Their website is in: /home/websites/www.customersite.com/home/www.customersite.com/public_html/

The recursion begins at: /home/websites/www.customersite.com/home/websites/

And so when this recursion begins, in my robocopy log I see entries like so:

\\10.230.0.25\backup-share\home\websites\customer\home\websites\customer\home\websites\customer\home\websites\customer\home\websites\customer\home\websites\customer…

Now, it does seem that it goes on like that for a while and then reaches some directory depth limit, and actually backs up the file. But I would like to get rid of this as it's causing the backups to run into day-time quite extensively, and no doubt putting extra load on the server.

…\home\websites\customer\home\websites\customer\home\websites\customer\home\customer\public_html\administrator\components\com_jce\img\

What I've Tried

I've seen this kind of recursive file structure issue using robocopy before copying from Windows Vista+ based systems. For example, this issue when backing up C:\Users:

https://superuser.com/questions/478882/delete-recursive-directory-created-by-robocopy-when-the-file-name-is-too-long

As mentioned there, I've been previously able to use /XJ to resolve the issue. However, I'm guessing that since the files are being copied from a Linux system, the recursive sym-link does not appear as a junction-point to robocopy.

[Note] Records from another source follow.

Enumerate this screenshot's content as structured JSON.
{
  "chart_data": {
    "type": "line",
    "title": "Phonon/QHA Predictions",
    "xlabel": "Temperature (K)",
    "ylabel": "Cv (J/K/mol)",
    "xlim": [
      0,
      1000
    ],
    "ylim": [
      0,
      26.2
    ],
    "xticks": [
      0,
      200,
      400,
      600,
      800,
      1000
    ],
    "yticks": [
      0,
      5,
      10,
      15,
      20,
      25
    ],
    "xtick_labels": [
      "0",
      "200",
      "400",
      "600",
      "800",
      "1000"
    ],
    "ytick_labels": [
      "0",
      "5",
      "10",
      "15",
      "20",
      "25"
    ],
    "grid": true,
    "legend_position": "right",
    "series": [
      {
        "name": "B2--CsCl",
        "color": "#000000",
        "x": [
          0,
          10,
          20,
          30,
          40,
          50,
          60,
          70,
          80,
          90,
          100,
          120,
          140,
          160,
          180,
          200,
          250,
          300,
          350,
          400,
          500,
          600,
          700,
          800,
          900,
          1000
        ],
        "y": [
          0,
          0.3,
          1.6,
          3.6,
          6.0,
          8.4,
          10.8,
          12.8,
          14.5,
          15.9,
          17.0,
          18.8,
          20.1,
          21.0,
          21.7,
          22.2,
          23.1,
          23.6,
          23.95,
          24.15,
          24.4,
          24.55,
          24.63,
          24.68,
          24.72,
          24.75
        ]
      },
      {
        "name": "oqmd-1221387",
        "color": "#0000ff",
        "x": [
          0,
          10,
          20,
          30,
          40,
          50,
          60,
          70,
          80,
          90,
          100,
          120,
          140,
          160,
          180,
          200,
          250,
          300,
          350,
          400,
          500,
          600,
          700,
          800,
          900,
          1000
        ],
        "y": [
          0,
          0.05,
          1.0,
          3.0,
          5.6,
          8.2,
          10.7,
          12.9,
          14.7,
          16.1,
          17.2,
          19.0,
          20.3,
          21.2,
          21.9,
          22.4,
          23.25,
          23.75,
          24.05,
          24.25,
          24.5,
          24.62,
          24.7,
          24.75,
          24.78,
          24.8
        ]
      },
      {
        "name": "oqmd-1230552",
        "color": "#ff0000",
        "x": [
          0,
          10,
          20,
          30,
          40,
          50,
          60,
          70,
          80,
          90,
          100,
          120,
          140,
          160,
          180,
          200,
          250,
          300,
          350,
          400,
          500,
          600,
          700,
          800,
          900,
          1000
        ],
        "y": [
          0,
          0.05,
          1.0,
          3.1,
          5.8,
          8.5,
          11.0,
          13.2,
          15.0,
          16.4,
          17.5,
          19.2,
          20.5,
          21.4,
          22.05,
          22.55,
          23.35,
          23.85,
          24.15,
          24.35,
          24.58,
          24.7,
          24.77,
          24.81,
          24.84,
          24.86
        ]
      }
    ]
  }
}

I haven't found a way to make the sym-link appear as junction points as of yet.

Of course, I can't see a way of using /XD here either, since I need to be able to backup all data in /home/websites/ so doing /XD /home/websites/ would surely negate the backup of that folder.

Ideally, I'd want something like:

/XD /home/websites/.+/home/websites/.+

Or even just:

/XD /home/websites/.+/home/websites/

Any help appreciated.

Thanks!

Best Answer

Perhaps an rsync cron job on the linux server that dumps it to a tar that your robocopy can grab? Then you can simply exclude that entire original path.

For me I do the following:

I have a few Linux servers were I just need ETC and a few folders backed up. I do an rsync to tar and then use PSCP to simply grab the tar file (since it will change nightly). Then my PSCP script deletes anything it grabbed over 7 days old (since the Windows backups grab the "dumped to" folder, so technically I have backups of the backup offsite.

Hope that helps.